Then earlier this year, Hyundai and Kia announced that the two Korean companies were investing a massive €100m in the electric vehicle start up.
And now it seems everyone has heard of Arrival following the announcement from UPS that the delivery company has ordered a fleet of 10,000 Arrival Generation 2 Electric Vehicles to be rolled out over 2020-2024.
There is an option on the table for a further 10,000 vehicles, too.
The vehicle purchase is part of an equity investment in Arrival.
UPS, which first partnered with Arrival in 2016, says the vehicles will accelerate its transition to a zero emissions fleet.
Juan Perez, chief information and engineering officer, UPS said:
“UPS continues to build an integrated fleet of electric vehicles, combined with innovative, large-scale fleet charging technology. As mega-trends like population growth, urban migration, and e-commerce continue to accelerate, we recognize the need to work with partners around the world to solve both road congestion and pollution challenges for our customers and the communities we serve.
“Electric vehicles form a cornerstone to our sustainable urban delivery strategies. Taking an active investment role in Arrival enables UPS to collaborate in the design and production of the world’s most advanced electric delivery vehicles.”
The Arrival vehicles feature ‘skateboard’ chassis and can be configured in a variety of sizes. The vans can then be assembled in microfactories where demand is required at low cost. Arrival says the cost of their vans is equivalent or lower than a conventional diesel commercial vehicle, but with all the running cost benefits of being electric.

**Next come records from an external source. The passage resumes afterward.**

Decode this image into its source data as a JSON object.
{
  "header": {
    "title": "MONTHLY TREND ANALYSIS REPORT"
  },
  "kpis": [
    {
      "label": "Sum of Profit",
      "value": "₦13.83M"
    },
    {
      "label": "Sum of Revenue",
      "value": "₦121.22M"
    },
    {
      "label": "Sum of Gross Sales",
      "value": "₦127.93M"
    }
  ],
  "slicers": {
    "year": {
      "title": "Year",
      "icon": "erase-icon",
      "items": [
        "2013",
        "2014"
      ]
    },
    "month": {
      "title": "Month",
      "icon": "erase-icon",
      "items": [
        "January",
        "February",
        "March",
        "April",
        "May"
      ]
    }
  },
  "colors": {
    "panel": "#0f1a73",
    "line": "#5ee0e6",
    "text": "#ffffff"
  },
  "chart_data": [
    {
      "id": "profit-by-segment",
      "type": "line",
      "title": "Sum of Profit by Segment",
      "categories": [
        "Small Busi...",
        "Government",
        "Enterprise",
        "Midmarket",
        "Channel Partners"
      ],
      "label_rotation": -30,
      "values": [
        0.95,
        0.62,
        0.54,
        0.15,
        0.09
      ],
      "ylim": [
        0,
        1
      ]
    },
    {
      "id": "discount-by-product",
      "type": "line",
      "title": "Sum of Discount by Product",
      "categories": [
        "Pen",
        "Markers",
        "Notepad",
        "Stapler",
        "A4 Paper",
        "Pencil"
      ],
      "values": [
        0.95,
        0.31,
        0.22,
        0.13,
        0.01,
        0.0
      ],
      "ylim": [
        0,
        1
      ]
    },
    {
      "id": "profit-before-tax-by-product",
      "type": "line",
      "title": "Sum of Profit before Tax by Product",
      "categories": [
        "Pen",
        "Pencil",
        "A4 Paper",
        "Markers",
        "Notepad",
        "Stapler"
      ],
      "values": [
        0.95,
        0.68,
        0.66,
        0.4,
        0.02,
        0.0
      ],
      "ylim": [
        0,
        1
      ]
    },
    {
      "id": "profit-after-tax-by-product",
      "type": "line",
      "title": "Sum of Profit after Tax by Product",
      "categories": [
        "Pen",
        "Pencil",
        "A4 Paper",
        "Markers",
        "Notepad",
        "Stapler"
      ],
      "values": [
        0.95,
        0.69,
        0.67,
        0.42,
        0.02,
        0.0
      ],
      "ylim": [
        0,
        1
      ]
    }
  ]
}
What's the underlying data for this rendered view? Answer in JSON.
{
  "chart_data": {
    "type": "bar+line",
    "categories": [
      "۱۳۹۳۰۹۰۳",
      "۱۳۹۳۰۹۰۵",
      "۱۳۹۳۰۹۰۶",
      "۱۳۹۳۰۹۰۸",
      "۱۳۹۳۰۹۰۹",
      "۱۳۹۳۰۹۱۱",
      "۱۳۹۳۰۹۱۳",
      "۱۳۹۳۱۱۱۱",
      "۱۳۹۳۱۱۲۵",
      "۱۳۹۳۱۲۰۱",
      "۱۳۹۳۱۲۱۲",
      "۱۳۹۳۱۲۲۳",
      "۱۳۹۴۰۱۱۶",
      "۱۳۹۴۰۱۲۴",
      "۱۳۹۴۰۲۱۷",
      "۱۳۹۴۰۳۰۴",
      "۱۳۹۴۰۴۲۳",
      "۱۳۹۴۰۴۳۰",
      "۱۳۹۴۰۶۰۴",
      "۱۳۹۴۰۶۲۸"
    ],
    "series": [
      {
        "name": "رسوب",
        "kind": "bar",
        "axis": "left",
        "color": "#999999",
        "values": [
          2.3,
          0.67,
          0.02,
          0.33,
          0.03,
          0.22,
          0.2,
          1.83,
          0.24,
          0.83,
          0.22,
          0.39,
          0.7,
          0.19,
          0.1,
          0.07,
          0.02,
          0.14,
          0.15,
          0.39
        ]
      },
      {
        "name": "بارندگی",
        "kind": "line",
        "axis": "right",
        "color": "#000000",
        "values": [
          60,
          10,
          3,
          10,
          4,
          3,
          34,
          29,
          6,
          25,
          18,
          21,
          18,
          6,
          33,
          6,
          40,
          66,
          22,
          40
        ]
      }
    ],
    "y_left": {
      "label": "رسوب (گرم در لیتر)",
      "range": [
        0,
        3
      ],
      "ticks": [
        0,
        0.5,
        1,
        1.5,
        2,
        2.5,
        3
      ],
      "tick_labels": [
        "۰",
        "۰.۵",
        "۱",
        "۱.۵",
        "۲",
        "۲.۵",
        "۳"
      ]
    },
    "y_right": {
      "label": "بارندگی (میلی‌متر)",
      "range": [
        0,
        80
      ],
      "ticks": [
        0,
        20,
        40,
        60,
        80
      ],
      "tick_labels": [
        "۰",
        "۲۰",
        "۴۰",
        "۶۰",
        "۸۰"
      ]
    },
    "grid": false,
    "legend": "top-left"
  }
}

‘Not Thinking Like An OEM’
Deep Bhogal, chief of product at Arrival, says that key to the firm’s success has been “not thinking like an OEM”. In a video interview on the Arrival website, Bhogal says:
“We’re not just another OEM and we’re not just creating products for the sake of creating products. But really thinking about every piece of the pie rather than just pushing a ton of vehicles out there.”
There are more than 300 million traditionally fuelled vans and trucks on the road, making the commercial vehicle segment a major contributor to transport emissions. The rise of e-commerce has contributed to this increase; van mileage in the UK has grown 56% since 2000 says Arrival. The company adds:
“The opportunity to significantly impact climate change, coupled with predictable routes and overnight depot charging, make commercial vehicles perfectly suited to seamlessly switch to electric.”
Denis Sverdlov, who is the founder and CEO of Arrival, added:
“UPS has been a strong strategic partner of Arrival, providing valuable insight to how electric delivery vans are used on the road and how they can be optimised for drivers. Together our teams have been creating bespoke electric vehicles, based on our flexible skateboard platforms, that meet the end-to-end needs of UPS from driving, loading/unloading, depot and back office operations. We are pleased that today’s investment and vehicle order creates even closer ties between our two companies.”
In addition to the stake in Arrival, UPS says it is investing in autonomous ground vehicles, and will soon commence testing with Waymo to autonomously pick up packages on a frequent basis from a ‘The UPS Store’ location in Arizona. The packages will be delivered to a nearby UPS sortation hub. UPS says its customers will benefit from faster movement of their goods into and through the UPS Smart Global Logistics Network.